There were no logged errors on the Transport Service. The Transport Service was always On, never stopped.
Resolution
Adjust or disable Resource Pressure Monitor.
What is the Resource Pressure Monitor?
In perfect form, the resource pressure monitor collects information about your environment and will delay mail (called “tarpitting”) until things get back to normal. If the severity of resource usage gets too high, it will actually STOP mail flow of all kinds. This is what was happening to us. If your system is unhappy with the amount of resources available, you’ll have to restart the Transport Service to reduce the monitor’s severity level.
It wasn’t until we found this warning that we noticed that this was going on:
For my Exchange environment, Bucket Versions were getting to too high a level. So look at all the things that it stopped:
The resource pressure increased from Medium to High.
The following resources are under pressure:
Version buckets = 332 [High] [Normal=80 Medium=120 High=200]
The following components are disabled due to back pressure:
Inbound mail submission from Hub Transport servers
Inbound mail submission from the Internet
Mail submission from Pickup directory
Mail submission from Replay directory
Mail submission from Mailbox server
Mail delivery to remote domains
Content aggregation
Mail resubmission from the Message Resubmission component.
Mail resubmission from the Shadow Redundancy Component
The following resources are in normal state:
Queue database and disk space (“C:\Program Files\Microsoft\Exchange Server\V15\TransportRoles\data\Queue\mail.que”) = 71% [Normal] [Normal=95% Medium=97% High=99%]
Queue database logging disk space (“C:\Program Files\Microsoft\Exchange Server\V15\TransportRoles\data\Queue\”) = 74% [Normal] [Normal=95% Medium=97% High=99%]
Private bytes = 3% [Normal] [Normal=71% Medium=73% High=75%]
Physical memory load = 61% [limit is 94% to start dehydrating messages.]
Submission Queue = 0 [Normal] [Normal=2000 Medium=4000 High=10000]
Temporary Storage disk space (“C:\Program Files\Microsoft\Exchange Server\V15\TransportRoles\data\Temp”) = 74% [Normal] [Normal=95% Medium=97% High=99%]
How to Disable the Back Pressure Resource Monitor
Luckily, there’s a handy config file that can be adjusted:
- Open the config file for the executable here: %ExchangeInstallPath%Bin\EdgeTransport.exe.config
- Find the entry called “EnableResourceMonitoring” and change the value to “false”

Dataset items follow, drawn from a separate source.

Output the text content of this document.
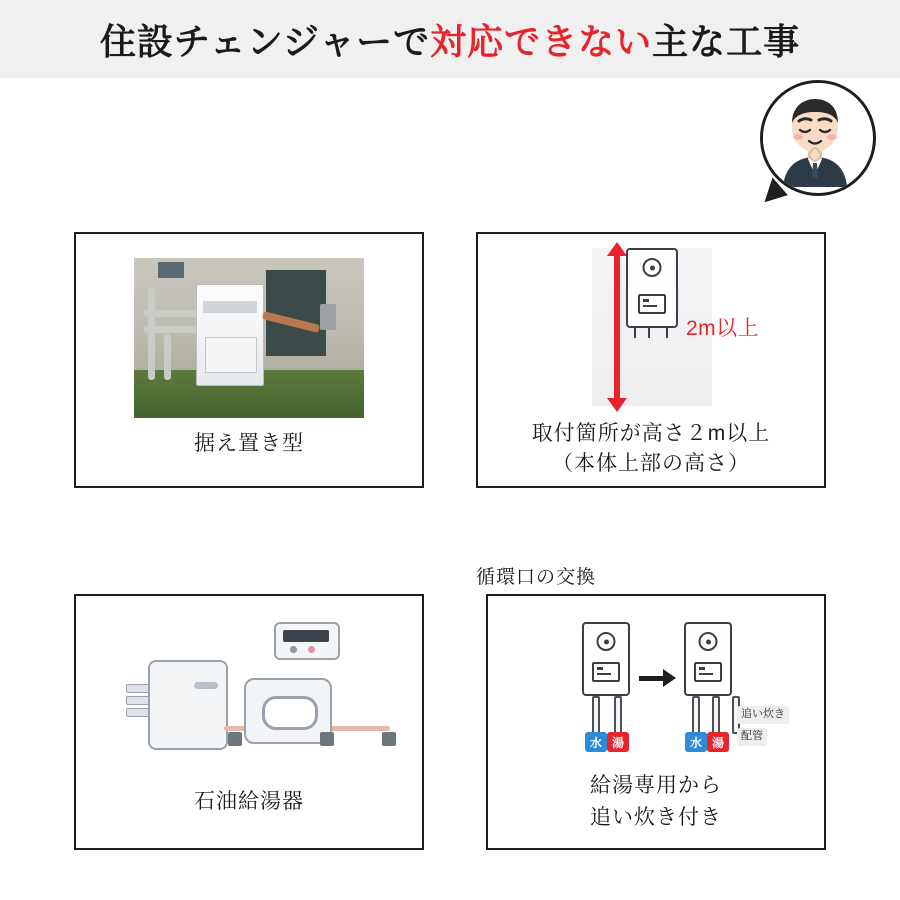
住設チェンジャーで対応できない主な工事
据え置き型
2m以上
取付箇所が高さ２m以上
（本体上部の高さ）
石油給湯器
循環口の交換
水 湯	水 湯
追い炊き
配管
給湯専用から
追い炊き付き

- Restart the Transport Service during your normal maintenance window.\
- Breathe
A small disclaimer here: You may want to actually look into why your Exchange environment thinks it’s having trouble with resources. An easier fix to all of this may be to give your machine more disk space or RAM, etc. Here’s a screenshot of the config file entry:
Some things that did NOT work
Here are some of the thing that I tried before finding this issue:
- Disabling Malware Detection on the connector
- Adding the servername and the domain controller name to the hosts file
- Updating to CU6 entirely
Please let me know if there are other things that you have tried that aren’t working. Also, please let me know if this fixes the issue for you. The error you get will tell you exactly what needs to be adjusted, so as I said earlier, you may want to fix the issue instead of just disabling this feature. My environment is small, so this service is not needed.
Microsoft’s Explanation:
Back pressure is a system resource monitoring feature of the Microsoft Exchange Transport service that exists on Microsoft Exchange 2013 Mailbox servers and Edge Transport servers.

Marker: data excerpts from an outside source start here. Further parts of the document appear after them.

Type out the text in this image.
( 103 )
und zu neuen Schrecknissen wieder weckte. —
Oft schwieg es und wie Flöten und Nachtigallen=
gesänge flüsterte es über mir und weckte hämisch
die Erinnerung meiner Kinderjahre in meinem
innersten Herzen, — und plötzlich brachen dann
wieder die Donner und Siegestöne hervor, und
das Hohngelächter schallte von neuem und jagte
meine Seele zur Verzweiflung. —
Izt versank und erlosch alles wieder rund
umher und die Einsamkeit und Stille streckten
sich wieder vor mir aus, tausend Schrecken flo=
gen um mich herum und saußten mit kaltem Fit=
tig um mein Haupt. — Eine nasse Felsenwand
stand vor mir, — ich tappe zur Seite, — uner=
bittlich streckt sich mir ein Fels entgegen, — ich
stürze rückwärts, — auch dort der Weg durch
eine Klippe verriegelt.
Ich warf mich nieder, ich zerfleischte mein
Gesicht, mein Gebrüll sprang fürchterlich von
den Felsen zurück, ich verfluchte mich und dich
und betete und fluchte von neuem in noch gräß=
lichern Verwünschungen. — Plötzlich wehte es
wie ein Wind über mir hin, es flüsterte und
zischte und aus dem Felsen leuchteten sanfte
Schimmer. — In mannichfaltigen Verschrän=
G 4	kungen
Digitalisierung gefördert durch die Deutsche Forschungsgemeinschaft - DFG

Exchange can detect when vital resources, such as available hard drive space and memory, are under pressure, and take action in an attempt to prevent service unavailability. Back pressure prevents the system resources from being completely overwhelmed, and the Exchange server tries to process the existing messages before accepting any new messages. When utilization of the system resource returns to a normal level, the Exchange server gradually resumes normal operation and starts accepting new messages again.
In Exchange 2013, when the Transport service on a Mailbox server or an Edge Transport server is under resource pressure, incoming connections are accepted, but incoming messages over those connections are either accepted at a slower rate or are rejected. When an SMTP host attempts to connect to an Exchange server that’s under resurce pressure, the connection will succeed. However, when the host issues the MAIL FROM command to submit a message, depending on the resource that’s under pressure, the Transport service either delays the acknowledgement of the MAIL FROM command or rejects the connection.
For my issue, the Bucket Version was building up:
A list of changes that are made to the message queue database is kept in memory until those changes can be committed to a transaction log. Then the list is committed to the message queue database itself. These outstanding message queue database transactions that are kept in memory are known as version buckets. The number of version buckets may increase to unacceptably high levels because of an unexpectedly high volume of incoming messages, spam attacks, problems with the message queue database integrity, or hard drive performance.
When Exchange starts receiving messages, these messages are grouped together in batches and then prepared as version buckets. If an incoming message has a large attachment, it can be separated into multiple batches. These batches that are being processed are known as batch points. The number of outstanding batch points can exceed the set thresholds, especially when there’s an unexpectedly high volume of incoming messages with large attachments.
When version buckets or batch points are under pressure, the Exchange server will start throttling incoming connections by delaying acknowledgement to incoming messages. Exchange will reduce the rate of inbound message flow by tarpitting, which introduces a delay to the MAIL FROM commands. If the resource pressure condition continues, Exchange will gradually increase the tarpitting delay. After the resource utilization returns to normal, Exchange will gradually start reducing the acknowledgement delay and ease into normal operation. By default, Exchange will start delaying message acknowledgements 10 seconds when under resource pressure. If the resources continue to be under pressure, the delay is increased in 5-second increments up to 55 seconds.
Exchange keeps a history of version bucket and batch point resource utilization. If the resource utilization doesn’t go down to normal level for a specific number of polling intervals, known as the history depth, Exchange will stop the tarpitting delay and start rejecting incoming messages until the resource utilization goes back to normal. By default, the history depths for version buckets and batch points are in 10 and 300 polling intervals respectively.
Mail will STOP flowing when the severity reaches high. No matter what the issue, the mail flowing stopping seems to be the same:
- Reject incoming messages from other Exchange servers
- Reject message submissions from mailbox databases by the Mailbox Transport Submission service on Mailbox servers
- Reject incoming messages from non-Exchange servers
- Reject message submissions from Pickup and Replay directories
So please, please let me know if you have experienced the same trauma. Hopefully Exchange will address this or at least make it more apparent to end users in the future.
Cheers!